6. The powder composition according to claim 1, wherein the transition metal element is contained as one or more selected from the group consisting of oxides, hydroxides, oxyhydroxides, chlorides, sulfates and nitrates.

7. The powder composition according to claim 1, wherein the remainder is zirconia stabilized only by yttrium.

8. The powder composition according to claim 1, wherein an iron content is 100 ppm or less.

9. The powder composition according to claim 1, comprising alumina.
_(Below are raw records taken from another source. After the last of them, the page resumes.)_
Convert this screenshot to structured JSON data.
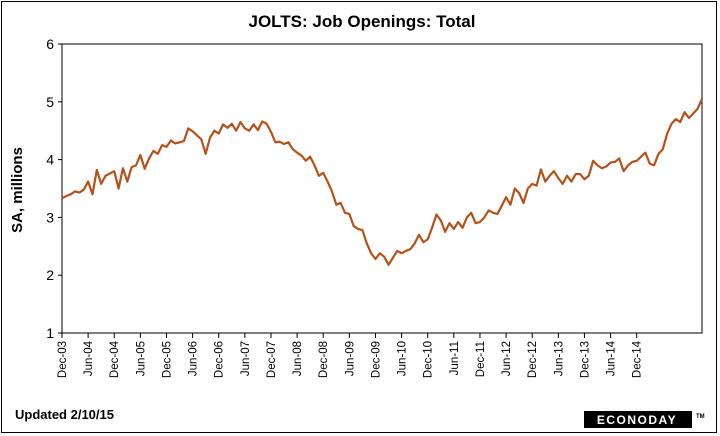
{
  "chart_data": {
    "type": "line",
    "title": "JOLTS: Job Openings: Total",
    "xlabel": "",
    "ylabel": "SA, millions",
    "ylim": [
      1,
      6
    ],
    "yticks": [
      "1",
      "2",
      "3",
      "4",
      "5",
      "6"
    ],
    "xticks": [
      "Dec-03",
      "Jun-04",
      "Dec-04",
      "Jun-05",
      "Dec-05",
      "Jun-06",
      "Dec-06",
      "Jun-07",
      "Dec-07",
      "Jun-08",
      "Dec-08",
      "Jun-09",
      "Dec-09",
      "Jun-10",
      "Dec-10",
      "Jun-11",
      "Dec-11",
      "Jun-12",
      "Dec-12",
      "Jun-13",
      "Dec-13",
      "Jun-14",
      "Dec-14"
    ],
    "grid": false,
    "line_color": "#b5521b",
    "x_start": "Dec-03",
    "x_end": "Dec-14",
    "values": [
      3.33,
      3.37,
      3.4,
      3.45,
      3.43,
      3.48,
      3.62,
      3.4,
      3.82,
      3.58,
      3.72,
      3.76,
      3.8,
      3.5,
      3.85,
      3.62,
      3.87,
      3.9,
      4.08,
      3.84,
      4.02,
      4.15,
      4.1,
      4.25,
      4.22,
      4.33,
      4.28,
      4.3,
      4.32,
      4.54,
      4.49,
      4.42,
      4.35,
      4.1,
      4.38,
      4.5,
      4.45,
      4.61,
      4.55,
      4.62,
      4.5,
      4.65,
      4.54,
      4.5,
      4.61,
      4.51,
      4.66,
      4.62,
      4.48,
      4.3,
      4.31,
      4.27,
      4.3,
      4.18,
      4.12,
      4.07,
      3.98,
      4.05,
      3.9,
      3.72,
      3.77,
      3.62,
      3.45,
      3.22,
      3.25,
      3.08,
      3.06,
      2.85,
      2.8,
      2.78,
      2.55,
      2.38,
      2.28,
      2.38,
      2.32,
      2.18,
      2.3,
      2.42,
      2.38,
      2.42,
      2.45,
      2.55,
      2.7,
      2.57,
      2.62,
      2.82,
      3.05,
      2.95,
      2.75,
      2.9,
      2.8,
      2.92,
      2.82,
      3.0,
      3.08,
      2.9,
      2.92,
      3.0,
      3.12,
      3.08,
      3.06,
      3.2,
      3.35,
      3.22,
      3.5,
      3.42,
      3.25,
      3.5,
      3.58,
      3.55,
      3.83,
      3.62,
      3.72,
      3.8,
      3.68,
      3.58,
      3.72,
      3.62,
      3.75,
      3.75,
      3.66,
      3.72,
      3.98,
      3.9,
      3.85,
      3.88,
      3.95,
      3.96,
      4.02,
      3.8,
      3.9,
      3.96,
      3.98,
      4.05,
      4.12,
      3.93,
      3.9,
      4.1,
      4.18,
      4.45,
      4.62,
      4.7,
      4.65,
      4.82,
      4.72,
      4.8,
      4.88,
      5.05
    ]
  },
  "footer": {
    "updated": "Updated 2/10/15"
  },
  "brand": {
    "logo_text": "ECONODAY",
    "trademark": "TM"
  }
}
10. The powder composition according to claim 1, comprising a granular particle composed of the transition metal element other than zirconium and hafnium and the zirconia stabilized only by one or more selected from the group consisting of yttrium, calcium and magnesium.

11. The powder composition according to claim 1, wherein a BET specific surface area is 5 m2/g or more and 15 m2/g or less.
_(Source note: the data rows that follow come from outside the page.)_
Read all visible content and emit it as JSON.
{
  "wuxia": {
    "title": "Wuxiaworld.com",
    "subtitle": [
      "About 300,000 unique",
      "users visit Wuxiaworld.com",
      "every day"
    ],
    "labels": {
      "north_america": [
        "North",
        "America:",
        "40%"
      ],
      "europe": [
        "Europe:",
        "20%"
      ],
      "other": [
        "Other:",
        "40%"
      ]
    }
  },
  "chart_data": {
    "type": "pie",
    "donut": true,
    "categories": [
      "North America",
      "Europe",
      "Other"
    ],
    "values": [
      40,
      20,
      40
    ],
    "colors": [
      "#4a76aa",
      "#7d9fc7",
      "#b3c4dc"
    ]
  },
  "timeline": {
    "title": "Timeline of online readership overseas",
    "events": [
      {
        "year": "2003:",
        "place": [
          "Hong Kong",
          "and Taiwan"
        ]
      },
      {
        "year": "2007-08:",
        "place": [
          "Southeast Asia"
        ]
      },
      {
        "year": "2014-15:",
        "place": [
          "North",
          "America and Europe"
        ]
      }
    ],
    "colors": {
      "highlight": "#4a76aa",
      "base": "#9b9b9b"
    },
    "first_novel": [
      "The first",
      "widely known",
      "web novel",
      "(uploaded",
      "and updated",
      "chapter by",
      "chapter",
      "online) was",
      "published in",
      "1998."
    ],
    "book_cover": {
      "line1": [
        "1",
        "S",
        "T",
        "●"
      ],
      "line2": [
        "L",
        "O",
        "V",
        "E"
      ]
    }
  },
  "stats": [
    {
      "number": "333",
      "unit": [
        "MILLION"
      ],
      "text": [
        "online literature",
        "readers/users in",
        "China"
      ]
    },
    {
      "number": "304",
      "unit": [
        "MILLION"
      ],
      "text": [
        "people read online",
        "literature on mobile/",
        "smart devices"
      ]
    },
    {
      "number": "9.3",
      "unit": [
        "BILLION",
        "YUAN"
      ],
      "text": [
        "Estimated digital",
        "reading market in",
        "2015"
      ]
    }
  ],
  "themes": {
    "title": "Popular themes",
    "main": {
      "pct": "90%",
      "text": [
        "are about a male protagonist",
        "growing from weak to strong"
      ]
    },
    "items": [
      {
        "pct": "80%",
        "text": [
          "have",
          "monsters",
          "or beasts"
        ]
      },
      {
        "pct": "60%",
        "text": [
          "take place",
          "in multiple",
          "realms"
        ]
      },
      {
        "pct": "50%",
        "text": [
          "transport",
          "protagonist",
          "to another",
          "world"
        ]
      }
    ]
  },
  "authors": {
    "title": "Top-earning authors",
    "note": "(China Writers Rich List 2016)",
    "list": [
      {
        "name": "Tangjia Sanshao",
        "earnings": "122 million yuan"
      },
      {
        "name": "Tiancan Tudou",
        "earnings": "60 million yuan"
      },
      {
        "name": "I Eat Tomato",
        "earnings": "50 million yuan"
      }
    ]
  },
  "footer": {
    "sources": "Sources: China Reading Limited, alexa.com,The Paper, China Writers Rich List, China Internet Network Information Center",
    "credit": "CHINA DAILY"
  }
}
12. A method for producing a calcined body using the powder composition according to claim 1.

13. A method for producing a sintered body using the powder composition according to claim 1.

14. A calcined body comprising a fused particle of a transition metal compound other than zirconium and hafnium, zirconia in which two or more lanthanoid rare-earth elements are dissolved, and zirconia stabilized only by one or more selected from the group consisting of yttrium, calcium and magnesium, wherein the transition metal element other than zirconium and hafnium constitutes 1500 ppm or less.

15. A method for producing a sintered body, comprising using the calcined body according to claim 14.